Last week Anthony Ward, manager of the hedge fund Armajaro Holdings, made a big bet on the rising price of chocolate by picking up about $1 billion worth of cocoa beans. And in a departure from business as usual, where traders simply trade the rights to buy or sell commodities at a certain price in the future, Ward had all 240,000 tons physically delivered to Armajaro.
A labourer rakes bio-grown cacao beans on September 2, 2008.
Anthony Ward, manager of the hedge fund Armajaro Holdings, made a big bet on the rising price of chocolate by picking up about $1 billion worth of cocoa beans. Here, a laborer rakes cocoa beans at a plantation in Toumokro, Ivory Coast.
Representing the largest delivery of the product in 14 years, it was a stunning move — yet one in keeping with the money man the British press has dubbed “Choc Finger,” after the Bond villain Goldfinger.
World chocolate prices have more than doubled in the past two years, and poor harvests in Ghana and the Ivory Coast have further squeezed supply. Some analysts now worry that Ward’s purchase is an attempt to gain enough power to manipulate the market.
“If it looks like cornering, feels like cornering, it probably is cornering,” Eugen Weinberg, an analyst with German financial institution Commerzbank, told the Telegraph.
Some have noted that Ward made a tidy profit off poor African cocoa bean harvests in 2006 with a similar deal, clearing about $60 million off a purchase of 200,000 tons.
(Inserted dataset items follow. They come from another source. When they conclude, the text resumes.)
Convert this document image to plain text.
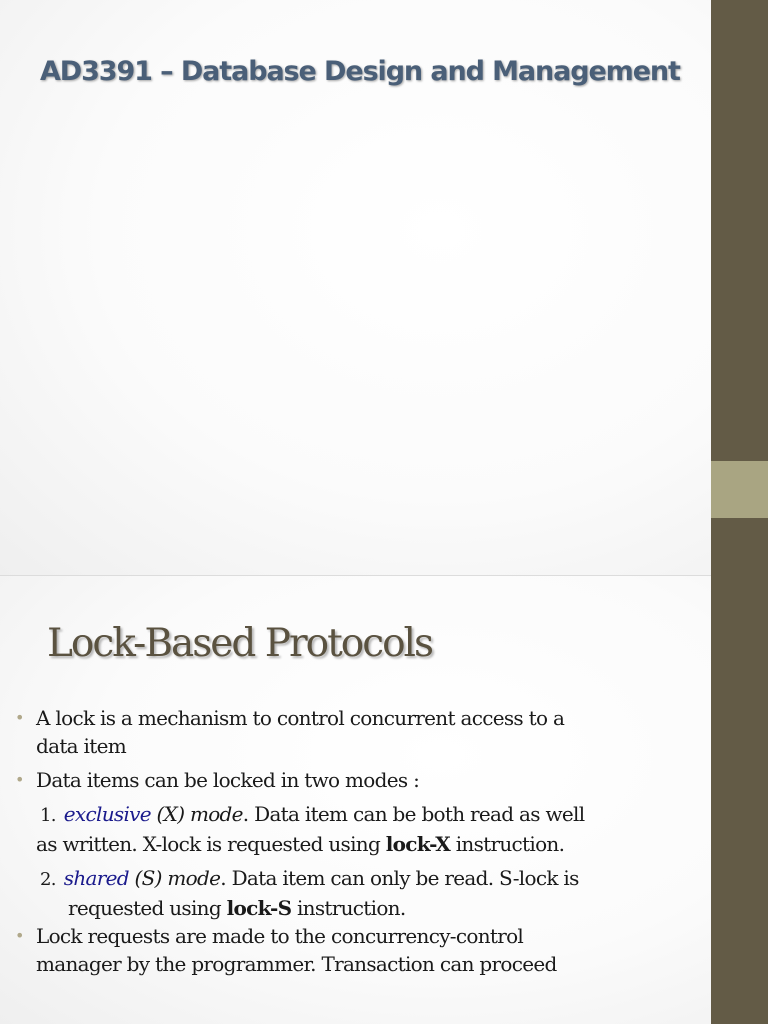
AD3391 – Database Design and Management
Lock-Based Protocols
• A lock is a mechanism to control concurrent access to a data item
• Data items can be locked in two modes :
1. exclusive (X) mode. Data item can be both read as well as written. X-lock is requested using lock-X instruction.
2. shared (S) mode. Data item can only be read. S-lock is
requested using lock-S instruction.
• Lock requests are made to the concurrency-control manager by the programmer. Transaction can proceed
But according to the BBC, there’s nothing illegal about Ward’s reputed efforts to corner the cocoa market. While President Barack Obama’s financial reform may be making an attempt to curb speculation in America, in Europe there are no limits on how much of a commodity one can buy.
Commodity prices frequently fluctuate without their effects being noticed by the average grocery shopper. However, that’s not the case with chocolate. Cocoa prices have been on the rise since 2007, and manufacturers have coped by reducing their products’ portion sizes, changing their recipes to use less cocoa, raising their prices or some combination of all three.
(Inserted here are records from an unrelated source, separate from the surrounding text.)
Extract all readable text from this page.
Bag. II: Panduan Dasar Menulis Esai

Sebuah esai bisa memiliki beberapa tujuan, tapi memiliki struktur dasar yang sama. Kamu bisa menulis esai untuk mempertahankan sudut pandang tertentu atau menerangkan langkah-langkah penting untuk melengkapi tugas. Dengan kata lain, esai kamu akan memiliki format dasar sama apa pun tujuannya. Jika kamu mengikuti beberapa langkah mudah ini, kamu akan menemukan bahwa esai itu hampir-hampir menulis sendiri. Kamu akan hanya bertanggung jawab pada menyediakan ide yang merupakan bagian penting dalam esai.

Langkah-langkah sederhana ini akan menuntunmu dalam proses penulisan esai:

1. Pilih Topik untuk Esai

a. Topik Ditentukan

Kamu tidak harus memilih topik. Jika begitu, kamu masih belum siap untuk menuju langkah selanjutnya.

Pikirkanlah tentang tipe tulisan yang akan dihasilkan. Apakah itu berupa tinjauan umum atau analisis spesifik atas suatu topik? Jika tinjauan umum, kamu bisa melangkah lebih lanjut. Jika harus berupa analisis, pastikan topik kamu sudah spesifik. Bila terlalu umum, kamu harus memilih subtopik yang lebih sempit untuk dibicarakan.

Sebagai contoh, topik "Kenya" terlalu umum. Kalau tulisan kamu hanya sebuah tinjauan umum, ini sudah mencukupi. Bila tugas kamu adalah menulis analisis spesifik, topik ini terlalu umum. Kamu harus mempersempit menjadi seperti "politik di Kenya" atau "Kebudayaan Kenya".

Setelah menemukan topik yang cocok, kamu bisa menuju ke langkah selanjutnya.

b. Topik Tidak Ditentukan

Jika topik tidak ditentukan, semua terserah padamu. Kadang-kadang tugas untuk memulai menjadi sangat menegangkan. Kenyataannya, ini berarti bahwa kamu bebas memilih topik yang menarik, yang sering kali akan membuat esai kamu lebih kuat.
In one case, the product was changed to the point where even the use of the term “chocolate bar” was called into question: After replacing cocoa butter with vegetable oil in 2008, Hershey had to change some product descriptions to “chocolate candy” or just the adjective “chocolaty.”
The gradual price increase of cocoa beans is also part of a more troubling global trend in food prices. A recent U.N. report estimates that rising fuel costs could lead to some grain prices rising 15 to 40 percent over the next decade, raising serious questions about the stability of countries where people are already struggling to afford enough to eat.